Charles Bedaux became a power broker and the 5th wealthiest citizen in the United States in the 30’s of last century.

In 1934, he initiated and organized a 1.500-mile expedition through the northern mountains of British Columbia, still remembered by the Mount Bedaux.

He bought a castle in France and hosted the wedding of the Duke of Windsor – the former King Edward VIII of England – and Mrs. Wallis Simpson in 1937. He got mixed up with business dealings for both the allied forces and the Germans, previous to, and in the beginning of the Second World War.
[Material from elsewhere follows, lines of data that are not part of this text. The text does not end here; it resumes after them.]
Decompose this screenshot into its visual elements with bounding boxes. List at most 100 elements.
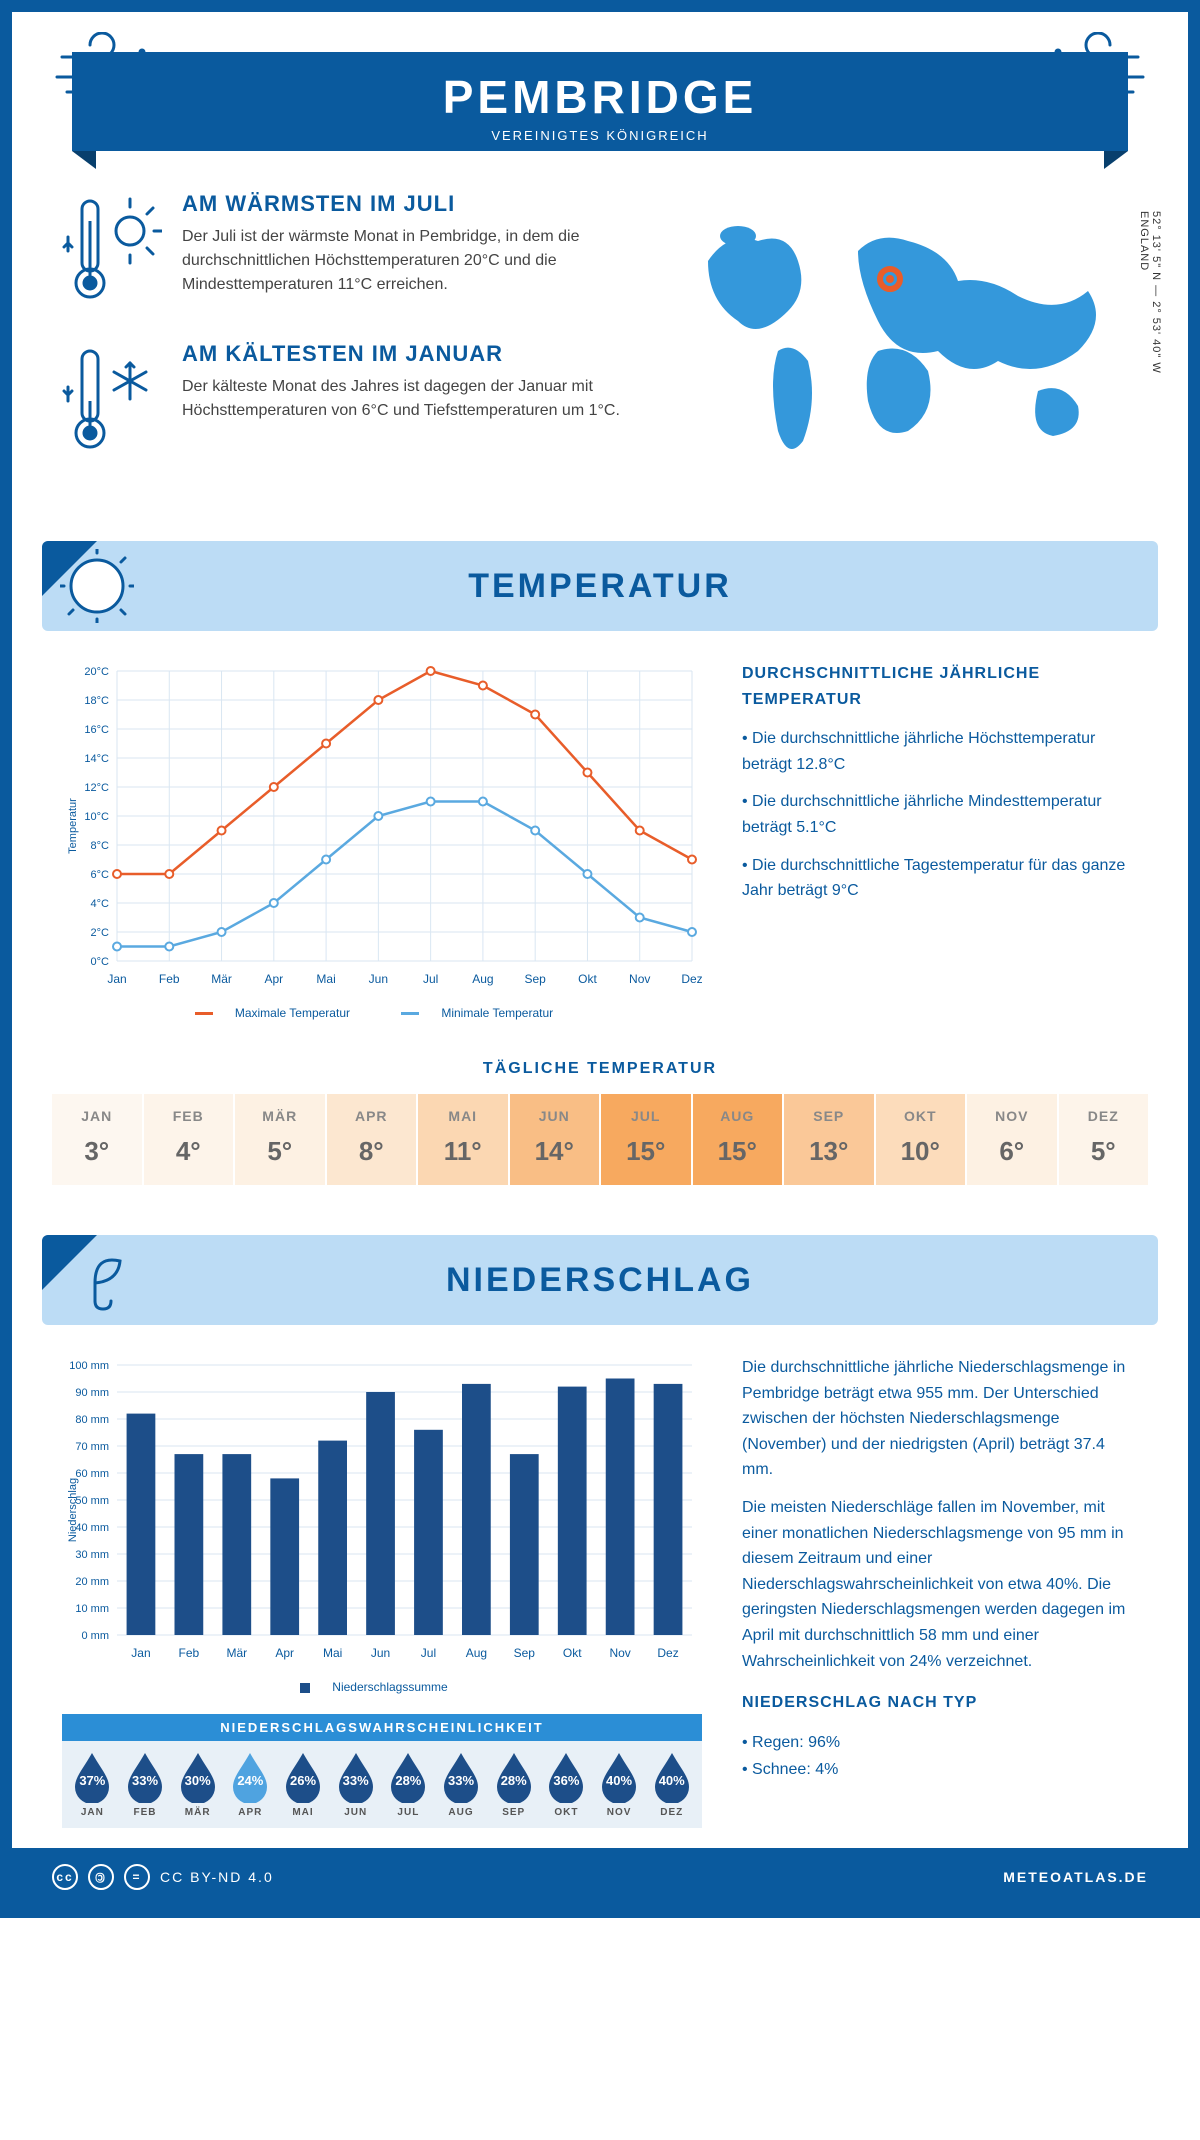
warm-title: AM WÄRMSTEN IM JULI: [182, 191, 638, 217]
world-map: 52° 13' 5" N — 2° 53' 40" WENGLAND: [678, 191, 1138, 491]
svg-text:30 mm: 30 mm: [75, 1549, 109, 1561]
prob-cell: 33%AUG: [435, 1751, 488, 1818]
svg-text:14°C: 14°C: [84, 753, 109, 765]
prob-cell: 37%JAN: [66, 1751, 119, 1818]
page: PEMBRIDGE VEREINIGTES KÖNIGREICH AM WÄRM…: [0, 0, 1200, 1918]
precip-section-title: NIEDERSCHLAG: [42, 1235, 1158, 1325]
svg-text:Nov: Nov: [629, 972, 650, 986]
country-name: VEREINIGTES KÖNIGREICH: [72, 128, 1128, 143]
temp-row: 0°C 2°C 4°C 6°C 8°C 10°C 12°C 14°C 16°C 18°C 20°C J…: [12, 651, 1188, 1040]
daily-cell: OKT10°: [876, 1094, 968, 1185]
warmest-fact: AM WÄRMSTEN IM JULI Der Juli ist der wär…: [62, 191, 638, 311]
daily-temp-title: TÄGLICHE TEMPERATUR: [12, 1060, 1188, 1078]
prob-cell: 28%JUL: [382, 1751, 435, 1818]
svg-text:50 mm: 50 mm: [75, 1495, 109, 1507]
temp-legend: Maximale Temperatur Minimale Temperatur: [62, 1006, 702, 1020]
svg-text:Okt: Okt: [563, 1646, 582, 1660]
daily-cell: NOV6°: [967, 1094, 1059, 1185]
daily-cell: AUG15°: [693, 1094, 785, 1185]
svg-text:80 mm: 80 mm: [75, 1414, 109, 1426]
svg-text:Apr: Apr: [275, 1646, 294, 1660]
footer: cc 🄯 = CC BY-ND 4.0 METEOATLAS.DE: [12, 1848, 1188, 1906]
svg-text:Mai: Mai: [316, 972, 335, 986]
prob-cell: 40%DEZ: [645, 1751, 698, 1818]
prob-cell: 36%OKT: [540, 1751, 593, 1818]
daily-cell: DEZ5°: [1059, 1094, 1149, 1185]
daily-cell: MÄR5°: [235, 1094, 327, 1185]
svg-text:Dez: Dez: [657, 1646, 678, 1660]
city-name: PEMBRIDGE: [72, 70, 1128, 124]
svg-text:Mär: Mär: [211, 972, 232, 986]
temp-heading: TEMPERATUR: [468, 567, 732, 606]
svg-text:Okt: Okt: [578, 972, 597, 986]
thermometer-snow-icon: [62, 341, 162, 461]
svg-text:Feb: Feb: [159, 972, 180, 986]
svg-text:40 mm: 40 mm: [75, 1522, 109, 1534]
daily-temp-strip: JAN3°FEB4°MÄR5°APR8°MAI11°JUN14°JUL15°AU…: [12, 1094, 1188, 1215]
by-icon: 🄯: [88, 1864, 114, 1890]
prob-cell: 30%MÄR: [171, 1751, 224, 1818]
nd-icon: =: [124, 1864, 150, 1890]
svg-text:6°C: 6°C: [91, 869, 110, 881]
temp-facts-text: DURCHSCHNITTLICHE JÄHRLICHE TEMPERATUR •…: [742, 661, 1138, 1020]
svg-text:60 mm: 60 mm: [75, 1468, 109, 1480]
svg-text:20°C: 20°C: [84, 666, 109, 678]
temp-line-chart: 0°C 2°C 4°C 6°C 8°C 10°C 12°C 14°C 16°C 18°C 20°C J…: [62, 661, 702, 991]
prob-cell: 33%FEB: [119, 1751, 172, 1818]
svg-text:8°C: 8°C: [91, 840, 110, 852]
svg-text:Nov: Nov: [609, 1646, 630, 1660]
prob-cell: 26%MAI: [277, 1751, 330, 1818]
svg-text:Mär: Mär: [226, 1646, 247, 1660]
svg-text:2°C: 2°C: [91, 927, 110, 939]
license-text: CC BY-ND 4.0: [160, 1869, 274, 1885]
svg-text:Temperatur: Temperatur: [67, 798, 79, 854]
coordinates: 52° 13' 5" N — 2° 53' 40" WENGLAND: [1138, 211, 1162, 374]
svg-text:Jan: Jan: [131, 1646, 150, 1660]
svg-text:Jul: Jul: [421, 1646, 436, 1660]
prob-cell: 24%APR: [224, 1751, 277, 1818]
precip-bar-chart: 0 mm10 mm20 mm30 mm40 mm50 mm60 mm70 mm8…: [62, 1355, 702, 1665]
temp-section-title: TEMPERATUR: [42, 541, 1158, 631]
svg-text:Aug: Aug: [466, 1646, 487, 1660]
coldest-fact: AM KÄLTESTEN IM JANUAR Der kälteste Mona…: [62, 341, 638, 461]
svg-text:Jan: Jan: [107, 972, 126, 986]
svg-text:100 mm: 100 mm: [69, 1360, 109, 1372]
svg-text:Jun: Jun: [369, 972, 388, 986]
svg-text:Dez: Dez: [681, 972, 702, 986]
svg-text:0 mm: 0 mm: [82, 1630, 110, 1642]
daily-cell: SEP13°: [784, 1094, 876, 1185]
svg-text:16°C: 16°C: [84, 724, 109, 736]
precip-legend: Niederschlagssumme: [62, 1680, 702, 1694]
cc-icon: cc: [52, 1864, 78, 1890]
svg-text:12°C: 12°C: [84, 782, 109, 794]
svg-text:90 mm: 90 mm: [75, 1387, 109, 1399]
prob-cell: 28%SEP: [487, 1751, 540, 1818]
precip-probability: NIEDERSCHLAGSWAHRSCHEINLICHKEIT 37%JAN33…: [62, 1714, 702, 1828]
umbrella-icon: [60, 1243, 130, 1313]
svg-text:Apr: Apr: [264, 972, 283, 986]
daily-cell: MAI11°: [418, 1094, 510, 1185]
prob-cell: 40%NOV: [593, 1751, 646, 1818]
svg-text:20 mm: 20 mm: [75, 1576, 109, 1588]
daily-cell: FEB4°: [144, 1094, 236, 1185]
svg-text:Jun: Jun: [371, 1646, 390, 1660]
title-banner: PEMBRIDGE VEREINIGTES KÖNIGREICH: [72, 52, 1128, 151]
svg-text:4°C: 4°C: [91, 898, 110, 910]
svg-text:Niederschlag: Niederschlag: [67, 1478, 79, 1542]
svg-text:18°C: 18°C: [84, 695, 109, 707]
map-svg: [678, 191, 1138, 471]
svg-text:Sep: Sep: [514, 1646, 536, 1660]
svg-text:Aug: Aug: [472, 972, 493, 986]
svg-text:0°C: 0°C: [91, 956, 110, 968]
precip-row: 0 mm10 mm20 mm30 mm40 mm50 mm60 mm70 mm8…: [12, 1345, 1188, 1848]
svg-text:70 mm: 70 mm: [75, 1441, 109, 1453]
svg-text:Feb: Feb: [179, 1646, 200, 1660]
svg-text:Mai: Mai: [323, 1646, 342, 1660]
summary-row: AM WÄRMSTEN IM JULI Der Juli ist der wär…: [12, 151, 1188, 521]
svg-text:10°C: 10°C: [84, 811, 109, 823]
daily-cell: JUL15°: [601, 1094, 693, 1185]
site-name: METEOATLAS.DE: [1003, 1869, 1148, 1885]
svg-text:Sep: Sep: [525, 972, 547, 986]
daily-cell: APR8°: [327, 1094, 419, 1185]
svg-text:Jul: Jul: [423, 972, 438, 986]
Due to actions of his own and political turmoil he lost control over his companies in Germany, the United States and the United Kingdom. These companies continued under other names and do exist till today.

In the late thirties, Charles Bedaux changed the direction of his talents from company organization to large-scale social economic projects.

Charles Bedaux worked on a project to construct a pipeline across the Sahara Desert in when he was stopped by the American army. Whilst being under house arrest for more than a year, he was reunited with his son Charles jr. It is then that Bedaux started to write down his philosophy on a new economic order: Equivalism. He was flown to Florida for interrogations.

Charles Bedaux died February 1944 in Miami. The official reason for his death was suicide.

Bedaux kept being controversial after his death. In 1945 the New Yorker Magazine devoted a series of three articles to Charles Bedaux, naming him a collaborator. At the same time, the De Gaulle government in France, after detailed scrutiny, granted him posthumously a Legion of Honor Award.